Severity of pulmonary TB is not linked to CARD9 haplotypes.

(a) Disease severity score RS1 calculated using multifactor correspondence analysis (MCA) based on the clinical scores obtained from parameters monitored during sputum microscopy and chest X-ray; (b) Local polynomial regression on four clinical covariates (BMI, WBC, neutrophils and ESR) and severity score RS1 derived from MCA for samples from TB patients. Each point corresponds to a single sample. Light colored area, 95% prediction confidence interval; dark colored area, 95% estimation confidence interval; (c) TB severity score among patients carrying various CARD9 haplotypes.

Table 3

Sputum microbiology and chest X-ray scoring.

Grading	Sputum Score		Chest X-ray Score**
	Sputum Microscopy	Sputum Culture	Lung injuries	Cavity score
0	No Mtb* detected	No colonies	No lesions	No cavities
1	10–99 Mtb/on 100 fields	30–100 colonies	Minimal lung damage (infiltrative lesions with Φ <3 cm)	Φ = 2–4 cm
2	1–10 Mtb/field	>100 single colonies	Mild lesions (infiltrative lesions 3 ≤ Φ ≤ hemithorax; disseminated lesions ≤ 1/2 of hemithorax area or 1/3 of hemithorax volume; dense and confluent opacities + cavities)	Φ = 4–8 cm
3	>10 Mtb/field	Confluent growth	Severe/extended lesions (exceeding the above criteria)	Φ ˃ 8 cm

*Mtb, Mycobacterium tuberculosis

**Blind assessment of lung chest X-ray images by two different clinicians.

The phenotype reported in mice largely relies on expression of Card9 in neutrophils for IL-10 release, whereas human neutrophils are unable to produce this regulatory cytokine due to an inactive chromatin configuration at the IL10 locus [30]. This difference could explain discrepancies observed between mice and humans regarding CARD9 control of inflammation.
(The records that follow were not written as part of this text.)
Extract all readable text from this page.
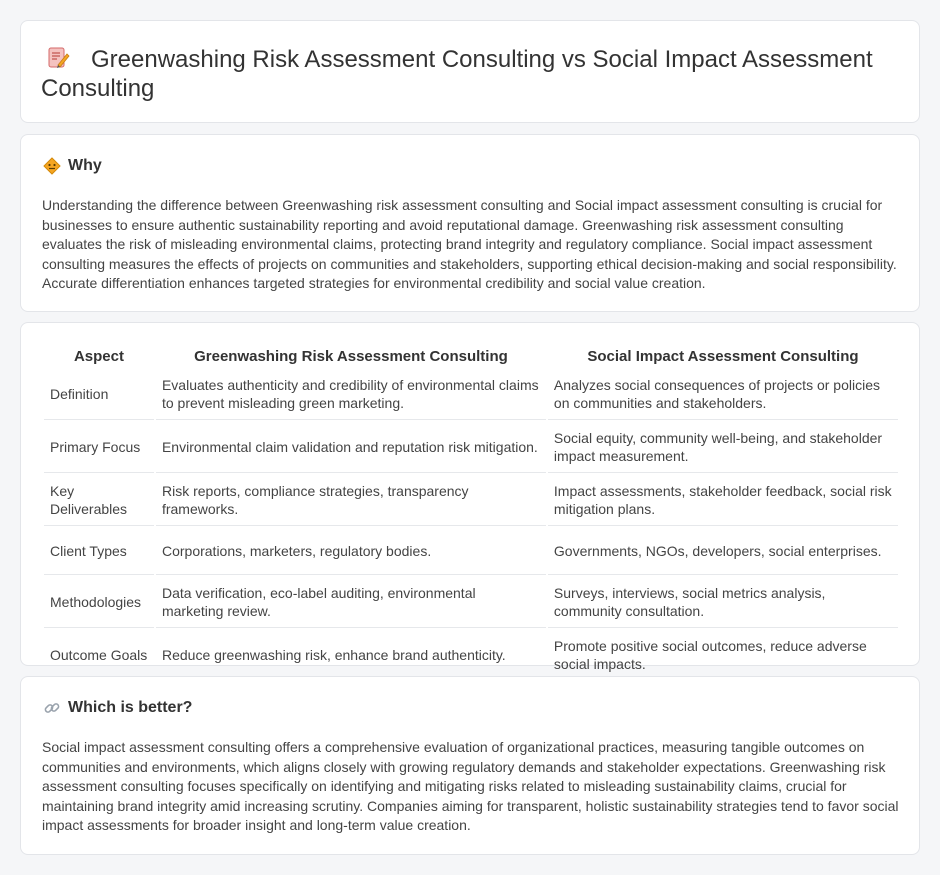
Greenwashing Risk Assessment Consulting vs Social Impact Assessment Consulting
Why

Understanding the difference between Greenwashing risk assessment consulting and Social impact assessment consulting is crucial for businesses to ensure authentic sustainability reporting and avoid reputational damage. Greenwashing risk assessment consulting evaluates the risk of misleading environmental claims, protecting brand integrity and regulatory compliance. Social impact assessment consulting measures the effects of projects on communities and stakeholders, supporting ethical decision-making and social responsibility. Accurate differentiation enhances targeted strategies for environmental credibility and social value creation.

Aspect	Greenwashing Risk Assessment Consulting	Social Impact Assessment Consulting
Definition	Evaluates authenticity and credibility of environmental claims to prevent misleading green marketing.	Analyzes social consequences of projects or policies on communities and stakeholders.
Primary Focus	Environmental claim validation and reputation risk mitigation.	Social equity, community well-being, and stakeholder impact measurement.
Key Deliverables	Risk reports, compliance strategies, transparency frameworks.	Impact assessments, stakeholder feedback, social risk mitigation plans.
Client Types	Corporations, marketers, regulatory bodies.	Governments, NGOs, developers, social enterprises.
Methodologies	Data verification, eco-label auditing, environmental marketing review.	Surveys, interviews, social metrics analysis, community consultation.
Outcome Goals	Reduce greenwashing risk, enhance brand authenticity.	Promote positive social outcomes, reduce adverse social impacts.
Which is better?

Social impact assessment consulting offers a comprehensive evaluation of organizational practices, measuring tangible outcomes on communities and environments, which aligns closely with growing regulatory demands and stakeholder expectations. Greenwashing risk assessment consulting focuses specifically on identifying and mitigating risks related to misleading sustainability claims, crucial for maintaining brand integrity amid increasing scrutiny. Companies aiming for transparent, holistic sustainability strategies tend to favor social impact assessments for broader insight and long-term value creation.
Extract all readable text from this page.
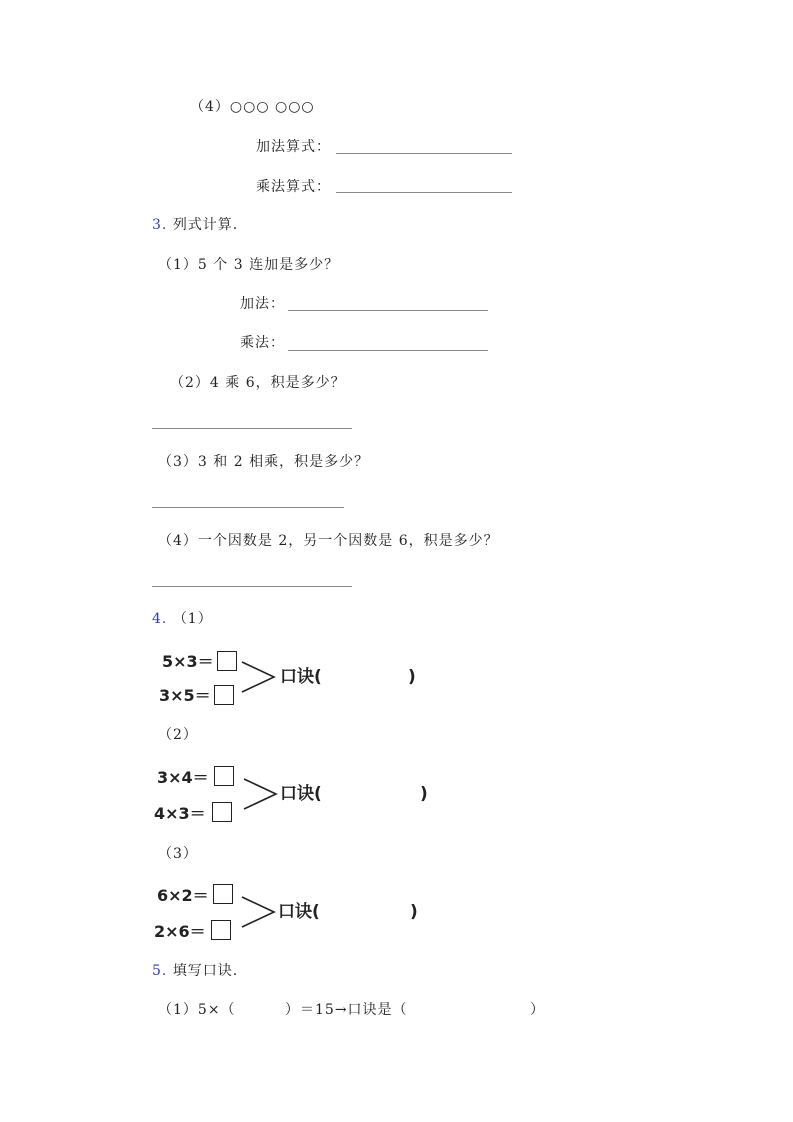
（4）○○○ ○○○
加法算式：
乘法算式：
3. 列式计算.
（1）5 个 3 连加是多少？
加法：
乘法：
（2）4 乘 6，积是多少？
（3）3 和 2 相乘，积是多少？
（4）一个因数是 2，另一个因数是 6，积是多少？
4. （1）
5×3＝
3×5＝
口诀(	)
（2）
3×4＝
4×3＝
口诀(	)
（3）
6×2＝
2×6＝
口诀(	)
5. 填写口诀.
（1）5×（	）＝15→口诀是（	）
Moreover, the observed discrepancy between Card9 knock-out mice and severity of TB in humans can rely on loss-of-function in the murine system, while in humans the SNPs could result in lower abundance of or modifications in the CARD9 protein structure leading to signaling defects. We did not determine the expression level of the CARD9 gene or abundances of the encoded protein in blood specimens of variable haplotypes. Of note, the CARD9 gene is under significant cis regulation [15] and presumably single SNPs minimally affect protein structure.

In this study we provide evidence that CARD9 genetic variants in rs4077515, rs10781499 and rs10870077 do not affect progression to active TB in a cohort from a TB-endemic region with an ongoing BCG vaccination program. In mice, vaccination has been found to protect the Card9-deficient animals against lethality due to TB [4]. Genetic studies in BCG-naive humans are required before conclusions can be made on the development of active TB, irrespective of the CARD9 haplotypes. Moreover, our study was undertaken in a single cohort. Investigations in additional populations and larger cohorts will need to overcome such limitations. We have guided our study by reports centered on chronic inflammation, and tested selected SNPs. As the effects of additional CARD9 SNPs on progression to active TB cannot be excluded, a fine-mapping of the CARD9 gene could help elucidate whether other gene variants imprint on susceptibility to TB in humans.

While the selected CARD9 SNPs predispose to chronic inflammation in multifactorial inflammatory diseases [10, 14, 25, 31], their roles in human infections driven by specific microbes, such as Mtb, as shown here, and Candida spp. [13, 19], appears limited. Nonetheless, more than 15 missense and nonsense CARD9 point mutations (Q295X; Q289X; R70W; R35Q or R101L are some of the rare variants identified) have been associated with development of fungal diseases [32-36]. Such mutations result either in synthesis of a nonfunctional protein or lack of the CARD9 protein. In contrast to loss-of-function mutations, CARD9 SNPs including rs4077515, leave cytokine production unchanged in leukocytes stimulated with fungi. The SNP thus minimally affects the function of the adaptor protein and is uncoupled from susceptibility to candidemia [19]. Unlike previous reports in inflammatory polyfactorial diseases, selected SNPs do not affect the course of TB or fungal infection. Additional studies investigating supplementary CARD9 SNPs and effects of CARD9 variants in unrelated infections will permit insights into divergent roles of this adaptor molecule in chronic inflammation of microbial and non-microbial origin.